Something inside him shattered, and then reformed in the very next breath. He closed his eyes, as though bracing against the force of her love. When he opened them again, they were shining. “I know you would,” he whispered. “That’s why I love you.” The words fell from him not like a confession, but like a vow. One he’d carried quietly for years, tucked in the safest corner of his heart.
“I am hopelessly in love with you, Lizzy.” His voice deepened, thick with memory and truth. “I have loved you since you were a little girl with pigtails and too much spirit, and I have loved you every year since, as you became the fiercest, most breathtaking woman I have ever known.”
He wrapped his arms around her waist and drew her in, forehead still resting gently against hers. “I don’t have two coins to rub together...”
“I don’t care,” she whispered. “I love you.
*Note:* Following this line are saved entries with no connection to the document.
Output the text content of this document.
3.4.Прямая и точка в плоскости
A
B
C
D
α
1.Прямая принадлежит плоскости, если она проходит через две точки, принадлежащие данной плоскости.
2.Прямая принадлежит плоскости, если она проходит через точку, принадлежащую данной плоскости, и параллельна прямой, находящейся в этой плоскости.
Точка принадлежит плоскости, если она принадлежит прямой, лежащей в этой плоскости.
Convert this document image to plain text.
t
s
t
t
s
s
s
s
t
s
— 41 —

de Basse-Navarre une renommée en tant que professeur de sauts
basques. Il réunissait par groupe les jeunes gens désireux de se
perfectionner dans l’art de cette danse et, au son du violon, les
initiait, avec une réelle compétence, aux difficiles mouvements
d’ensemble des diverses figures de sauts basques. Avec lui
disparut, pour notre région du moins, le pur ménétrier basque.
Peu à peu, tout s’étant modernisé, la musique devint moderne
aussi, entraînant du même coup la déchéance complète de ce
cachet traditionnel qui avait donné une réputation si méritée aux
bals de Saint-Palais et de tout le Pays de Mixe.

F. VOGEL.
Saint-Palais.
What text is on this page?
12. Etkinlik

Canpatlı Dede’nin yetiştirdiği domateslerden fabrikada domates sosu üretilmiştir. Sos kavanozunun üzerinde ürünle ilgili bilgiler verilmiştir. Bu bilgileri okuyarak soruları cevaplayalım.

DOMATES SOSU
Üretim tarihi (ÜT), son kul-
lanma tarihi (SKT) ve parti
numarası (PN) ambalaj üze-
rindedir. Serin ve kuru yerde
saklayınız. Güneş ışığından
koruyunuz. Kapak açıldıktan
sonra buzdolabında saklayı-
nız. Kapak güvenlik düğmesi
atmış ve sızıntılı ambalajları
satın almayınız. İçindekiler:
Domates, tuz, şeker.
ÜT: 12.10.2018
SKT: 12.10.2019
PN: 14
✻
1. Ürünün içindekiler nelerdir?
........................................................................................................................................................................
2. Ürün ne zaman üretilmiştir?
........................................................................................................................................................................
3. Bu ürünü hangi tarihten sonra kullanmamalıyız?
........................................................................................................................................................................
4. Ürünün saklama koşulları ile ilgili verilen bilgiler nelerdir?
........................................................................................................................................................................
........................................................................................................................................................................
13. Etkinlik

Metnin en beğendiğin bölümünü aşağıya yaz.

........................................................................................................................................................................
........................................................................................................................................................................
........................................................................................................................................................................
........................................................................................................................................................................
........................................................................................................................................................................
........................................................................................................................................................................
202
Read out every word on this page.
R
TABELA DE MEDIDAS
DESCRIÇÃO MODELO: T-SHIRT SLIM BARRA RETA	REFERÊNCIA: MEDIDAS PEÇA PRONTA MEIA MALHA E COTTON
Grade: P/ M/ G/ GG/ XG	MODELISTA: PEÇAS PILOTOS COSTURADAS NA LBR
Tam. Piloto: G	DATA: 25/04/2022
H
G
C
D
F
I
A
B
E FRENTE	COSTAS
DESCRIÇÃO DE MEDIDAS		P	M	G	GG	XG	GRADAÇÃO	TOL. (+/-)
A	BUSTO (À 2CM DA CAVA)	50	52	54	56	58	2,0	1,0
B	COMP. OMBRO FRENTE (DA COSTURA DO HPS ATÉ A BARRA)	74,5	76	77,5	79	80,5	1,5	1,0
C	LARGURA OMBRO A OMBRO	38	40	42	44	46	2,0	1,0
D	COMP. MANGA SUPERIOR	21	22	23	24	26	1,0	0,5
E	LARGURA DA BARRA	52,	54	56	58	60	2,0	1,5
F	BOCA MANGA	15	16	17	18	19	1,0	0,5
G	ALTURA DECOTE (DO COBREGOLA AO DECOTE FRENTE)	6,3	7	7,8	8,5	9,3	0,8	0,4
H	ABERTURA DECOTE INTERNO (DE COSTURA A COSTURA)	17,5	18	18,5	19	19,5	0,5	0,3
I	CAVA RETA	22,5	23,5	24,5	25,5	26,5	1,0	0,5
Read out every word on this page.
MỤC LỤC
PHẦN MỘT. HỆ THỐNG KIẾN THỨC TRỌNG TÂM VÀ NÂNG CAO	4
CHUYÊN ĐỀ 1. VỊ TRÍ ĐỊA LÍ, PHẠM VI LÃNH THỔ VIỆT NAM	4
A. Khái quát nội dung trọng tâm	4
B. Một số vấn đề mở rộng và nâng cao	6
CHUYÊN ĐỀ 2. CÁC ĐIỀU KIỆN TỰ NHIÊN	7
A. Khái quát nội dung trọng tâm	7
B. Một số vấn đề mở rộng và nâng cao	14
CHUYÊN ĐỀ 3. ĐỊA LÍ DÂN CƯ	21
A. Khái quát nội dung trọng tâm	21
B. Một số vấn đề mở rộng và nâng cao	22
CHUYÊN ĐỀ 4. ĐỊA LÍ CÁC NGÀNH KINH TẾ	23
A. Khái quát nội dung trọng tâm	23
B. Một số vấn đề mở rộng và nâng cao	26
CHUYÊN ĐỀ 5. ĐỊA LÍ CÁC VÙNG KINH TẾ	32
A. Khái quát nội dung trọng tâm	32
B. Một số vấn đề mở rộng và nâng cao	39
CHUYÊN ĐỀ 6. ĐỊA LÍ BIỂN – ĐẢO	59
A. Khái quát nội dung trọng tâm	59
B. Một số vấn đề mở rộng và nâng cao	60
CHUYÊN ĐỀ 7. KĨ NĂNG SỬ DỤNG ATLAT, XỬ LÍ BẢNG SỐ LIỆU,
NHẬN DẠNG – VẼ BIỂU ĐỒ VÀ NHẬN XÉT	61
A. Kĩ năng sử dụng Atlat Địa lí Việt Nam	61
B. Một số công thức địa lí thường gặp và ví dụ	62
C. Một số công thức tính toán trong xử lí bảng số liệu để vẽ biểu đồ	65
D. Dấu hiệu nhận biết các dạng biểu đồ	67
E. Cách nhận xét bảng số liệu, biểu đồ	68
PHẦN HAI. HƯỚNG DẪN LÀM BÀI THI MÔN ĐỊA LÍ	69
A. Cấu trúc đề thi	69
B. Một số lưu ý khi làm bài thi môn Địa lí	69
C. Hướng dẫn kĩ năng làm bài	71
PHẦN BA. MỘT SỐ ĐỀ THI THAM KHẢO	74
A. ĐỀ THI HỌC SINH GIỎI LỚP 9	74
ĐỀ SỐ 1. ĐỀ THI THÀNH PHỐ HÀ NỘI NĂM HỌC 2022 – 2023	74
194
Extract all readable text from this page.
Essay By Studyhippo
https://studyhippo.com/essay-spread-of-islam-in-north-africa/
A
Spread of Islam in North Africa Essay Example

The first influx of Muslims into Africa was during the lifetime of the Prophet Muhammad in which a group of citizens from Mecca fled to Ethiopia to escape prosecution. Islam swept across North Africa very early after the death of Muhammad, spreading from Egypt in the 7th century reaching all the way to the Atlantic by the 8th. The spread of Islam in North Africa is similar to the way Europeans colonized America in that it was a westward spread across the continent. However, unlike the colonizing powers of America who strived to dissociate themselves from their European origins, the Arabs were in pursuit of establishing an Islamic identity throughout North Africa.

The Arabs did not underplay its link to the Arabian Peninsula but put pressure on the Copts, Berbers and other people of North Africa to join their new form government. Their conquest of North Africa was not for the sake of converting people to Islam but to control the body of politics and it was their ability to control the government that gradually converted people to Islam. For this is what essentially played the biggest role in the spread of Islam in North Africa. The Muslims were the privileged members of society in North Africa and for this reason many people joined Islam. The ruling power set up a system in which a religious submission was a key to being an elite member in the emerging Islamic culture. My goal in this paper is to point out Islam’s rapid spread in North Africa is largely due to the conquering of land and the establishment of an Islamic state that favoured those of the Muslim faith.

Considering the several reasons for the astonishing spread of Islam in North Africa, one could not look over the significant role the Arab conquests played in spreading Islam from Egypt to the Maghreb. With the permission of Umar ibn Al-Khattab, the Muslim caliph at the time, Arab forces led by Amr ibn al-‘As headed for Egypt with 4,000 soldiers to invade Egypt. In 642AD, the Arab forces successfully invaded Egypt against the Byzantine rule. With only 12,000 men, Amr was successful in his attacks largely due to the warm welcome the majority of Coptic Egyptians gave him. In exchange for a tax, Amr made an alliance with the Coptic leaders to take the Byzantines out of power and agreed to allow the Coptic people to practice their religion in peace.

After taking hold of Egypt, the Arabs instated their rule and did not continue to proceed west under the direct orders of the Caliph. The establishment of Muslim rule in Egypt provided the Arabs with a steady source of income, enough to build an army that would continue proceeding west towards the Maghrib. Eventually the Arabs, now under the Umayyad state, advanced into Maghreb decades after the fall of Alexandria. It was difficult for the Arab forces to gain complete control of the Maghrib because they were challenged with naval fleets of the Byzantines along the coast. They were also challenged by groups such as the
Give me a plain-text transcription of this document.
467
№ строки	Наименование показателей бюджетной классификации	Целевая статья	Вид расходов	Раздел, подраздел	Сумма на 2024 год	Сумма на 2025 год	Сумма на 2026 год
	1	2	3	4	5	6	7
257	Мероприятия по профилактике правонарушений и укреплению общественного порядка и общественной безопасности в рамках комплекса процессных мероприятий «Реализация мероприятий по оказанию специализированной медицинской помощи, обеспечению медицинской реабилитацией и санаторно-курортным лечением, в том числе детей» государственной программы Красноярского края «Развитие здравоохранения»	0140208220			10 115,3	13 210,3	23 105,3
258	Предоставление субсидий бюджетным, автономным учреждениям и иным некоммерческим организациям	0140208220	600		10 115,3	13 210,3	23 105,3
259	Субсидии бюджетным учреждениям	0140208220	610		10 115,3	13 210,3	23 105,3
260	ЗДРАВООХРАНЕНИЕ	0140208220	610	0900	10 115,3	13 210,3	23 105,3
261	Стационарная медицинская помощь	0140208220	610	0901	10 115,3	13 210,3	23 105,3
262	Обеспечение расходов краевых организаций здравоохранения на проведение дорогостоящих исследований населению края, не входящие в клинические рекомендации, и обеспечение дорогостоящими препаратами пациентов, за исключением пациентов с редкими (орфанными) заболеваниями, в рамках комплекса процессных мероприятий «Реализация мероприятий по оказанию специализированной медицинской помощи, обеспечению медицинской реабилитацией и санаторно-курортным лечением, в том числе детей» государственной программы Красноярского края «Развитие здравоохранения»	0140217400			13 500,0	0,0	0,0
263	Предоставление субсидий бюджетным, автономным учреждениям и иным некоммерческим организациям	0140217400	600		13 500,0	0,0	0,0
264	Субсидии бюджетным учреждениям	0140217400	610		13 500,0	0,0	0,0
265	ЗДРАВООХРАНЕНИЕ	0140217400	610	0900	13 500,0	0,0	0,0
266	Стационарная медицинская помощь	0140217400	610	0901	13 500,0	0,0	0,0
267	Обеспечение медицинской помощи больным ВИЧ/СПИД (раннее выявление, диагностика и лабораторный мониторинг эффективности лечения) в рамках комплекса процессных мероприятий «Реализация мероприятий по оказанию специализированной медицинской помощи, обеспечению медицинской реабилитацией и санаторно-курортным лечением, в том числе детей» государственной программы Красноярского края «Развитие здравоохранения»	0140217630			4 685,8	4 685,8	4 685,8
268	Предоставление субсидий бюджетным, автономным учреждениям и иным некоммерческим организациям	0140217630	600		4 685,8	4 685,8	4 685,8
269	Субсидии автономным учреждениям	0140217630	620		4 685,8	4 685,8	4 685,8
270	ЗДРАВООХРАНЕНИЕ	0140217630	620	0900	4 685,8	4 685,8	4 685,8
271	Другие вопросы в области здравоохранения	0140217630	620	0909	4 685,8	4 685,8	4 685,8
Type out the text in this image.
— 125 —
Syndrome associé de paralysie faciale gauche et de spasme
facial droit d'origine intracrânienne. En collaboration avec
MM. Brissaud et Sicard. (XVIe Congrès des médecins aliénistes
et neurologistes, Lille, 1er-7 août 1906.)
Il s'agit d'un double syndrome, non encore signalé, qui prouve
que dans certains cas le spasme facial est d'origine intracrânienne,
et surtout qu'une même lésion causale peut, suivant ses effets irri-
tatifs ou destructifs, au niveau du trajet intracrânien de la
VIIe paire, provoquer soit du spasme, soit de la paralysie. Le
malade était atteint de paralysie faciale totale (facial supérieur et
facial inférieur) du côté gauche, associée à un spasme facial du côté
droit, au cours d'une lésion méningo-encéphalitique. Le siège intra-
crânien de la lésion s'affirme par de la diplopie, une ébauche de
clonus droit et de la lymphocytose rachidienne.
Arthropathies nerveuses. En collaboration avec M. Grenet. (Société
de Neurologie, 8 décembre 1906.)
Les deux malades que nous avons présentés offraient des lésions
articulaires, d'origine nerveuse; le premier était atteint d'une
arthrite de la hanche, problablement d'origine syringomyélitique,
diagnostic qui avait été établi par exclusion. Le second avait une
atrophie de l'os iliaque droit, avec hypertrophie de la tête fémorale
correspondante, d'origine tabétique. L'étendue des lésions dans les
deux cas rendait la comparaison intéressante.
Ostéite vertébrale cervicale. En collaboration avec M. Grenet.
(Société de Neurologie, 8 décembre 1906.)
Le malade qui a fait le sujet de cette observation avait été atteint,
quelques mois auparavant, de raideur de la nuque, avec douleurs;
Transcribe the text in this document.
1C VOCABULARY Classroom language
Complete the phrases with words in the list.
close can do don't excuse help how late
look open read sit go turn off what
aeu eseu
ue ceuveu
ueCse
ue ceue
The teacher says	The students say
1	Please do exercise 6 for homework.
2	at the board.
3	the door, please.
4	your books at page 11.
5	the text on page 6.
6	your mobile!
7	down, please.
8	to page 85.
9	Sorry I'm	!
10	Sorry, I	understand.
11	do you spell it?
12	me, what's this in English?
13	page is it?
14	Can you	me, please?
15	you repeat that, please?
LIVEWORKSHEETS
All I want is you.”
He let out a breath that sounded almost like a laugh, but it was soft, disbelieving, full of wonder. “Well then,” he murmured, breathless, “Sarah Elizabeth Weston, though it may very well bethe greatest mistake of your life, will you do me the greatest honor of mine... and marry me?”
She smiled through the tears in her eyes and pulled his face toward hers until their noses touched. “Yes,” she whispered against his lips. “Yes, I will marry you.” Then louder, steadier, as if sealing the truth between them: “And it won’t be a mistake. Being your wife will be the greatest joy of my life, Matthew Fenwick, and I never want to hear you say anything different.”
He kissed her, long, deep and true. His arms tight around her, her hands buried in his coat. It was the kind of kiss that felt like a beginning. When they finally broke apart, she grinned at him, cheeks flushed, eyes alight. “If we confess all the secret kisses we’ve stolen,” she said, breathless, “we could probably plead for a special license and marry in a few days.”